The tomato timer has since been superseded by a range of apps and websites.
Do not disturb
In a technology-oriented society, it can be incredibly difficult to switch off. If time is money, human attention is a scarce commodity that is constantly bought and sold.
Sometimes, task-switching in the clinical environment is inevitable. However, it can be reduced by simple techniques, such as knowing when it is appropriate to defer certain tasks or turning off distractions.
Fortunately, phones now show a detailed analysis of our screentime. We might consider turning on 'do not disturb' when we need periods of concentration, or setting daily app limits. Or perhaps we might set our screen to 'grayscale'.

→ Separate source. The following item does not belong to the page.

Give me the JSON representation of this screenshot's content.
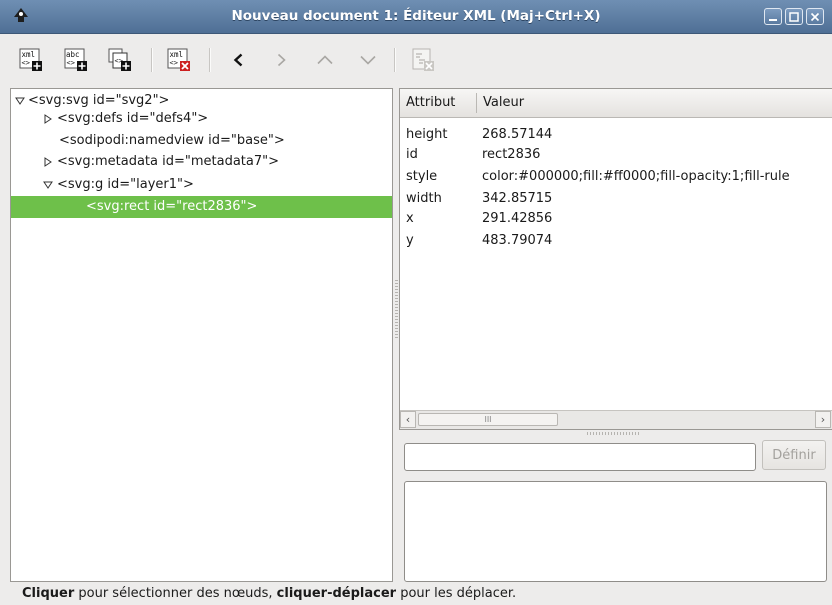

These restrictions won’t work for everyone, but they can be useful to explore.
Daily affirmations have become somewhat of a laughable concept in recent times. However, behind every negative automatic thought is a complex mix of past experience and incorrect assumption about the future.
If you find that confidence is a time-consumer, it may be useful to explore your basic beliefs to figure out why you have so much self-doubt. If every false belief is a study, perhaps the evidence you have gathered is weak or your analysis of that evidence is poor. Or, maybe you’ve simply jumped to the wrong conclusion.